А через неделю Шаунов зашел к нему в комнату. Тяжелые книги громоздились на полках, компьютер спал, на рыжем ковре стояли огромный глобус и шахматная доска.
– Свету убили, - сказал он.
– Наверное, те самые.
Гутэнтак оторвался от бумаг, сидел посреди хлама под желтым абажуром и хмурился.
– Кто сказал-то?
– Кто мог сказать? Это было в газетах. Вместе с фотографией.
Гутэнтак сочувственно улыбнулся, бездумно гладя шахматные фигурки. Миша бил по глобусу, тренированно тормозя удар в сантиметре от Индийского океана.
– Миш, ну а нам-то какое дело?
– Я понимаю, что никакого, - ответил Миша.
– По большому счету, она никто и звать ее никак. Но это ведь только объективная сторона дела. И если с объективной стороны меня спросить, что нам следует делать, я отвечу, что нам следует хохотать: мы ее трахнули, а те ее замочили. Не хрен, сказали, по городу гулять. И замочили. Она жила в Светозарьевке, там ребята отвязные, кто-то нас видел, а кто-то взял кирпич и сломал ей голову.
– Прямо кирпичом?
– Очень даже в духе, - сказал Миша.
– И с объективной стороны дела я принимаю этот кирпич и радуюсь этому кирпичу, как положено.

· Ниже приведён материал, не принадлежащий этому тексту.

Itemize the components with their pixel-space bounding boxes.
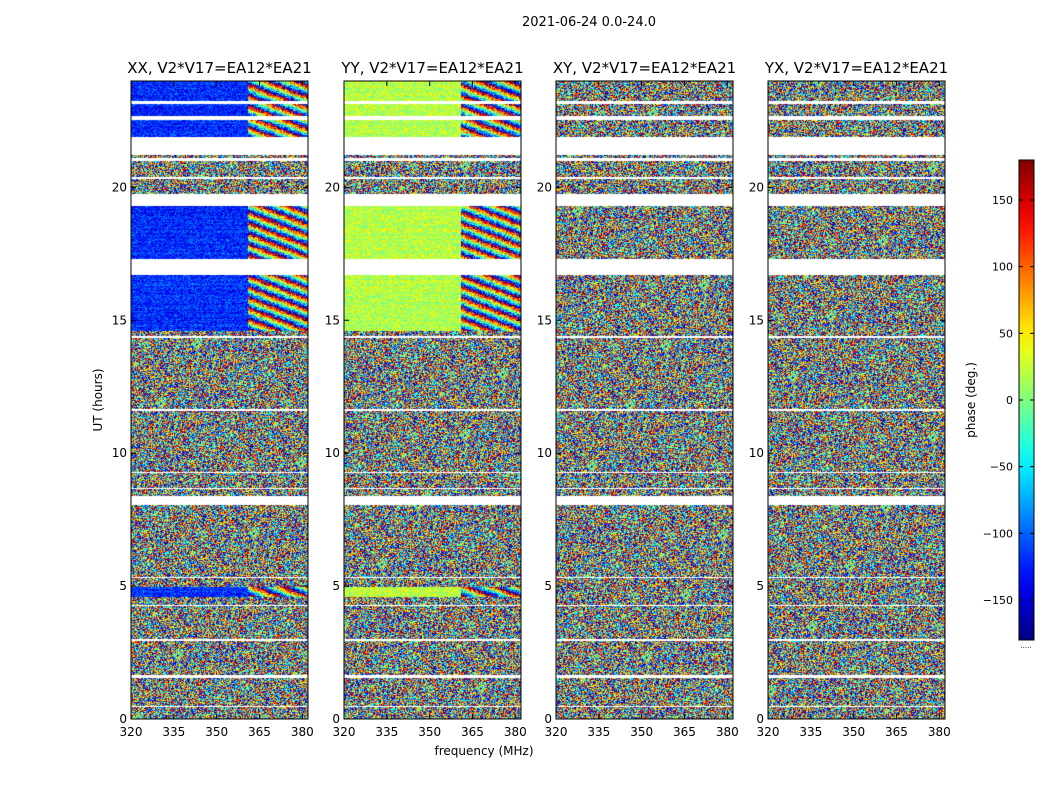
x-tick-label: 365 <box>673 725 696 739</box>
panel-title: YX, V2*V17=EA12*EA21 <box>764 59 948 77</box>
colorbar-label: phase (deg.) <box>964 362 978 438</box>
colorbar: 150 100 50 0 −50 −100 −150 <box>983 159 1035 641</box>
y-tick-label: 20 <box>112 180 127 194</box>
colorbar-tick-label: 50 <box>999 327 1013 340</box>
y-tick-label: 0 <box>756 712 764 726</box>
colorbar-footnote: ..... <box>1020 642 1031 650</box>
panel-frame <box>343 80 522 720</box>
x-tick-label: 380 <box>291 725 314 739</box>
x-tick-label: 320 <box>120 725 143 739</box>
y-tick-label: 5 <box>332 579 340 593</box>
x-tick-label: 350 <box>418 725 441 739</box>
x-tick-label: 350 <box>842 725 865 739</box>
heatmap-canvas <box>768 81 945 719</box>
y-axis-label: UT (hours) <box>91 368 105 431</box>
y-tick-label: 15 <box>112 313 127 327</box>
y-tick-label: 10 <box>325 446 340 460</box>
figure-title: 2021-06-24 0.0-24.0 <box>522 15 656 30</box>
colorbar-tick-label: 100 <box>992 261 1013 274</box>
y-tick-label: 5 <box>119 579 127 593</box>
colorbar-tick-label: −50 <box>990 461 1013 474</box>
x-tick-label: 320 <box>545 725 568 739</box>
x-tick-label: 335 <box>162 725 185 739</box>
y-tick-label: 20 <box>749 180 764 194</box>
panel-2: XY, V2*V17=EA12*EA21 320 335 350 365 380 0 5 10 1… <box>537 59 739 739</box>
y-tick-label: 15 <box>325 313 340 327</box>
colorbar-tick-label: 0 <box>1006 394 1013 407</box>
y-tick-label: 5 <box>756 579 764 593</box>
y-tick-label: 0 <box>332 712 340 726</box>
colorbar-tick-label: −150 <box>983 594 1013 607</box>
x-axis-label: frequency (MHz) <box>434 744 533 758</box>
panel-frame <box>555 80 734 720</box>
panel-frame <box>767 80 946 720</box>
x-tick-label: 380 <box>504 725 527 739</box>
y-tick-label: 20 <box>537 180 552 194</box>
x-tick-label: 335 <box>375 725 398 739</box>
heatmap-canvas <box>344 81 521 719</box>
panel-title: XX, V2*V17=EA12*EA21 <box>127 59 311 77</box>
panel-title: YY, V2*V17=EA12*EA21 <box>340 59 523 77</box>
y-tick-label: 10 <box>749 446 764 460</box>
panel-title: XY, V2*V17=EA12*EA21 <box>553 59 736 77</box>
x-tick-label: 350 <box>630 725 653 739</box>
x-tick-label: 365 <box>461 725 484 739</box>
y-tick-label: 0 <box>119 712 127 726</box>
heatmap-canvas <box>556 81 733 719</box>
panel-0: XX, V2*V17=EA12*EA21 320 335 350 365 380 0 5 10 1… <box>112 59 314 739</box>
panel-1: YY, V2*V17=EA12*EA21 320 335 350 365 380 0 5 10 1… <box>325 59 527 739</box>
y-tick-label: 10 <box>537 446 552 460</box>
x-tick-label: 320 <box>757 725 780 739</box>
x-tick-label: 320 <box>333 725 356 739</box>
y-tick-label: 10 <box>112 446 127 460</box>
panels: XX, V2*V17=EA12*EA21 320 335 350 365 380 0 5 10 1… <box>112 59 951 739</box>
panel-3: YX, V2*V17=EA12*EA21 320 335 350 365 380 0 5 10 1… <box>749 59 951 739</box>
y-tick-label: 15 <box>749 313 764 327</box>
x-tick-label: 365 <box>248 725 271 739</box>
x-tick-label: 380 <box>716 725 739 739</box>
colorbar-tick-label: −100 <box>983 527 1013 540</box>
x-tick-label: 335 <box>799 725 822 739</box>
x-tick-label: 350 <box>205 725 228 739</box>
x-tick-label: 335 <box>587 725 610 739</box>
heatmap-canvas <box>131 81 308 719</box>
colorbar-tick-label: 150 <box>992 194 1013 207</box>
panel-frame <box>130 80 309 720</box>
x-tick-label: 365 <box>885 725 908 739</box>
y-tick-label: 0 <box>544 712 552 726</box>
y-tick-label: 5 <box>544 579 552 593</box>
y-tick-label: 15 <box>537 313 552 327</box>
x-tick-label: 380 <box>928 725 951 739</box>
y-tick-label: 20 <box>325 180 340 194</box>
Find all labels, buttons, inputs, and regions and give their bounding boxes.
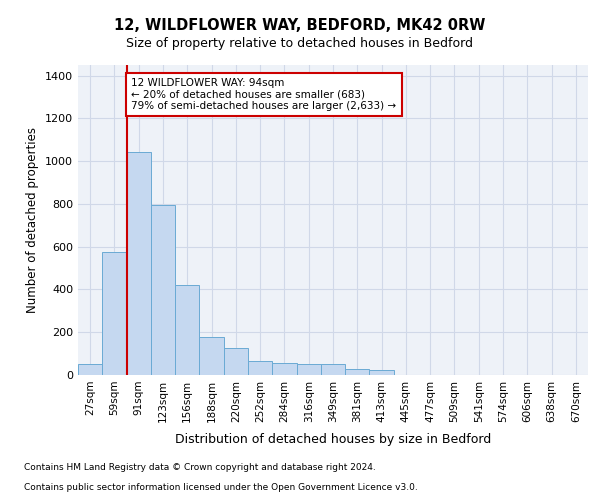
Bar	[321, 364, 345, 375]
Bar	[272, 363, 296, 375]
Bar	[224, 348, 248, 375]
Bar	[78, 364, 102, 375]
Bar	[248, 361, 272, 375]
Bar	[345, 368, 370, 375]
Bar	[199, 336, 224, 375]
Text: 12, WILDFLOWER WAY, BEDFORD, MK42 0RW: 12, WILDFLOWER WAY, BEDFORD, MK42 0RW	[115, 18, 485, 32]
Text: Contains public sector information licensed under the Open Government Licence v3: Contains public sector information licen…	[24, 484, 418, 492]
Text: Size of property relative to detached houses in Bedford: Size of property relative to detached ho…	[127, 38, 473, 51]
Bar	[370, 370, 394, 375]
Y-axis label: Number of detached properties: Number of detached properties	[26, 127, 40, 313]
Bar	[175, 285, 199, 375]
Bar	[102, 252, 127, 375]
Bar	[127, 152, 151, 375]
X-axis label: Distribution of detached houses by size in Bedford: Distribution of detached houses by size …	[175, 433, 491, 446]
Bar	[296, 364, 321, 375]
Text: 12 WILDFLOWER WAY: 94sqm
← 20% of detached houses are smaller (683)
79% of semi-: 12 WILDFLOWER WAY: 94sqm ← 20% of detach…	[131, 78, 397, 111]
Text: Contains HM Land Registry data © Crown copyright and database right 2024.: Contains HM Land Registry data © Crown c…	[24, 464, 376, 472]
Bar	[151, 205, 175, 375]
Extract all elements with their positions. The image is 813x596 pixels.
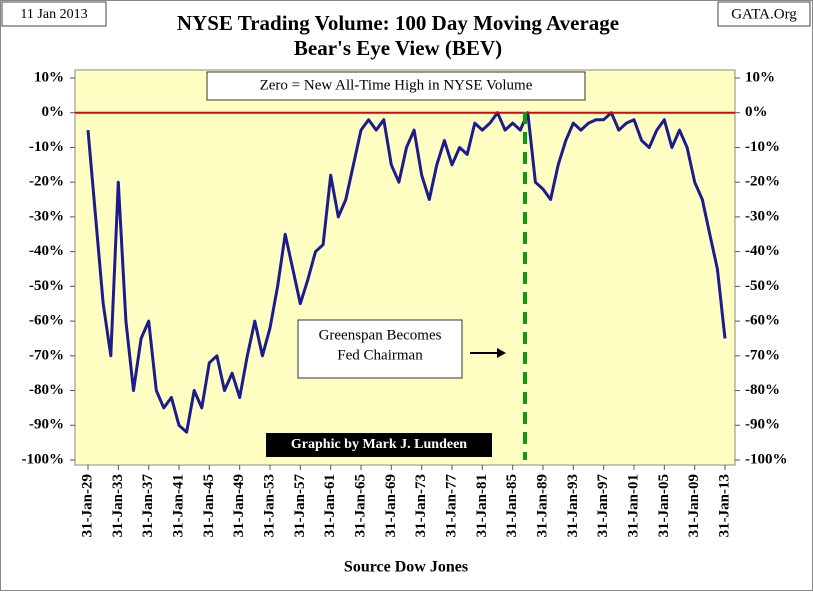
x-tick-label: 31-Jan-97: [595, 474, 611, 538]
x-axis-label: Source Dow Jones: [344, 559, 468, 576]
y-tick-label: -30%: [29, 208, 64, 224]
y-tick-label: -60%: [29, 313, 64, 329]
y-tick-label: -50%: [29, 278, 64, 294]
x-tick-label: 31-Jan-41: [170, 474, 186, 537]
y-tick-label: -10%: [29, 139, 64, 155]
note-box: [206, 71, 586, 101]
x-tick-label: 31-Jan-29: [79, 474, 95, 537]
x-tick-label: 31-Jan-45: [201, 474, 217, 537]
credit-box: [266, 433, 492, 457]
x-tick-label: 31-Jan-61: [322, 474, 338, 537]
y-tick-label: -40%: [29, 243, 64, 259]
x-tick-label: 31-Jan-77: [443, 474, 459, 538]
plot-area: [74, 69, 736, 466]
x-tick-label: 31-Jan-57: [292, 474, 308, 538]
annotation: Greenspan Becomes: [319, 327, 442, 343]
chart-title: Bear's Eye View (BEV): [294, 36, 502, 60]
y2-tick-label: -20%: [745, 174, 780, 190]
y-tick-label: -20%: [29, 174, 64, 190]
y-tick-label: -80%: [29, 382, 64, 398]
arrow-head: [497, 348, 506, 358]
x-tick-label: 31-Jan-85: [504, 474, 520, 537]
x-tick-label: 31-Jan-49: [231, 474, 247, 537]
y2-tick-label: -100%: [745, 451, 788, 467]
y2-tick-label: -90%: [745, 417, 780, 433]
x-tick-label: 31-Jan-01: [625, 474, 641, 537]
x-tick-label: 31-Jan-09: [686, 474, 702, 537]
chart-title: NYSE Trading Volume: 100 Day Moving Aver…: [177, 11, 619, 35]
y2-tick-label: -50%: [745, 278, 780, 294]
site-box: [717, 1, 811, 27]
site-label: GATA.Org: [731, 6, 797, 22]
y2-tick-label: -80%: [745, 382, 780, 398]
x-tick-label: 31-Jan-65: [352, 474, 368, 537]
y-tick-label: 10%: [34, 69, 64, 85]
x-tick-label: 31-Jan-13: [716, 474, 732, 537]
y-tick-label: -100%: [22, 451, 65, 467]
y2-tick-label: -10%: [745, 139, 780, 155]
y2-tick-label: 0%: [745, 104, 768, 120]
top-note: Zero = New All-Time High in NYSE Volume: [260, 77, 533, 93]
y-tick-label: -90%: [29, 417, 64, 433]
x-tick-label: 31-Jan-73: [413, 474, 429, 537]
date-box: [1, 1, 107, 27]
y2-tick-label: -60%: [745, 313, 780, 329]
x-tick-label: 31-Jan-37: [140, 474, 156, 538]
x-tick-label: 31-Jan-69: [383, 474, 399, 537]
x-tick-label: 31-Jan-93: [565, 474, 581, 537]
x-tick-label: 31-Jan-53: [261, 474, 277, 537]
x-tick-label: 31-Jan-81: [474, 474, 490, 537]
y2-tick-label: -40%: [745, 243, 780, 259]
y2-tick-label: -70%: [745, 347, 780, 363]
date-label: 11 Jan 2013: [20, 7, 87, 22]
annotation: Fed Chairman: [337, 347, 423, 363]
y-tick-label: 0%: [42, 104, 65, 120]
annotation-box: [297, 319, 463, 379]
x-tick-label: 31-Jan-05: [656, 474, 672, 537]
x-tick-label: 31-Jan-33: [110, 474, 126, 537]
y-tick-label: -70%: [29, 347, 64, 363]
x-tick-label: 31-Jan-89: [534, 474, 550, 537]
data-line: [86, 111, 727, 434]
y2-tick-label: 10%: [745, 69, 775, 85]
credit: Graphic by Mark J. Lundeen: [291, 437, 467, 452]
y2-tick-label: -30%: [745, 208, 780, 224]
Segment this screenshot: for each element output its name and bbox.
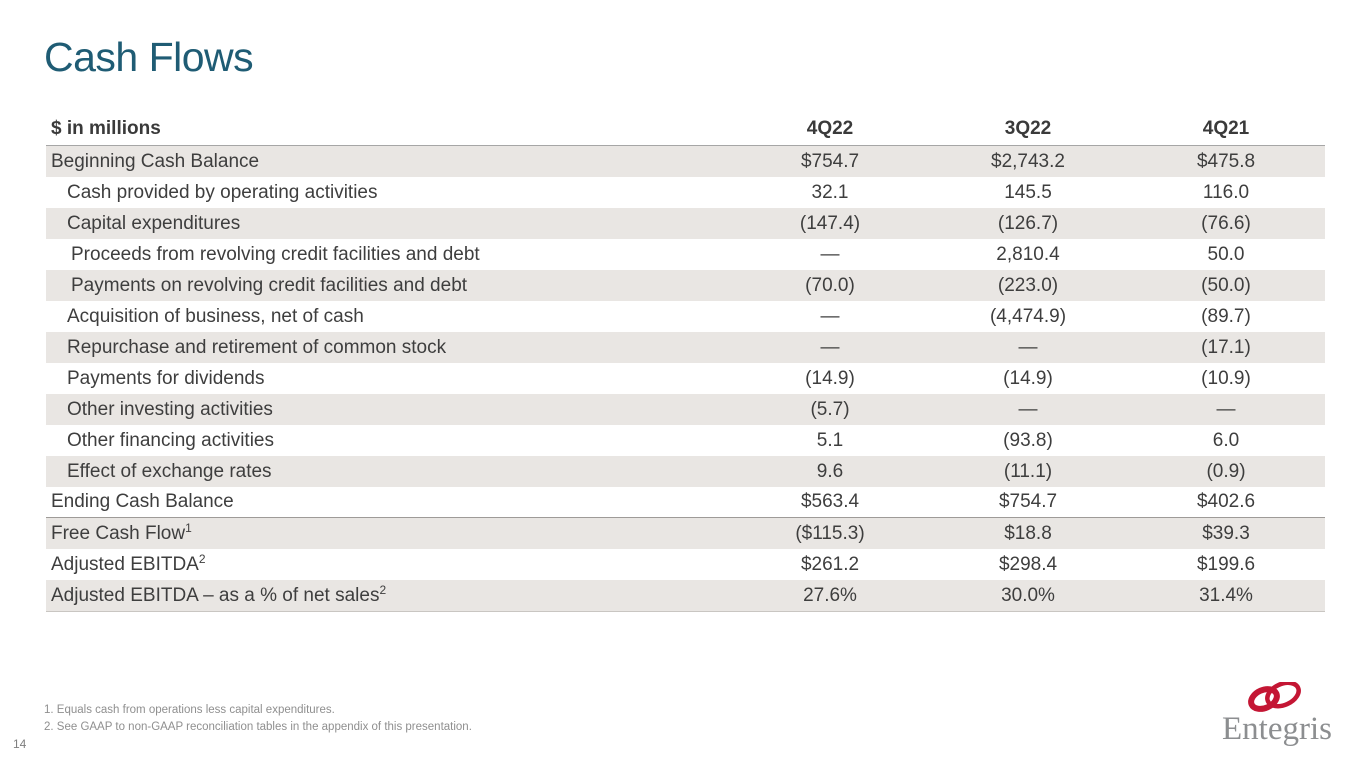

Ну а субъективной стороны - поверишь ли ты?
– я плакал полночи.
– Почему же не поверю, - по-тихому сказал Гутэнтак.
– Очень даже поверю. С объективной стороны я скажу, что тебя оттянуло на порыдать, а с субъективной мне и самому плохо. Это нормально, это пройдет. Объективная сторона со временем побеждает.
Он принялся осторожно строить ряд из восьми белых пешек.
– Если бы ты снял малиновый крестик, мы могли бы отметить это событие, - осторожно предложил Миша.
– С объективной стороны или с субъективной?
– С субъективной, конечно, - сказал Миша.
– Да ну, - отмахнулся Гутэнтак, водружая ферзя.
– Ты ведь знаешь, у меня склонность к алкоголизму. Я ведь не дурью маюсь.
– Ну хорошо, - сказал Миша.
– Нет так нет.
Они молчали. Гутэнтак расставлял коней, а затем принялся за черное воинство. У ладьи были отколоты зубчики: три года назад ей соревновались на меткость, швыряя в мусорную корзину.
– Как твоя литературная работа?
– спросил Миша.
– Знаешь, я многое пересмотрел. Я решил написать коротко, но с приемом.
– С чем?
– Ты можешь посмотреть.
Он поднялся, включил компьютер. Монитор мигнул, высветился черным и голубым, возникла картинка. Гутэнтак, осторожно пощелкивая, дошел до каталога личных текстов.
– Работа немного незакончена, - сказал он.
– Но я объясню. Это как бы фантастический рассказ. Суть в том, в какое время и где совершается действие. Причем если я не объясню, никто не поймет, что это за мир. Взята полная ирреальность. Но в этом ирреальном мире взят настолько ирреальный сюжет, что для нас все покажется не просто реальным, а сверхреальным, то есть пошлым в своей обыденности. Ирреальность, умноженная на ирреальность, на выходе дает нам обыденность.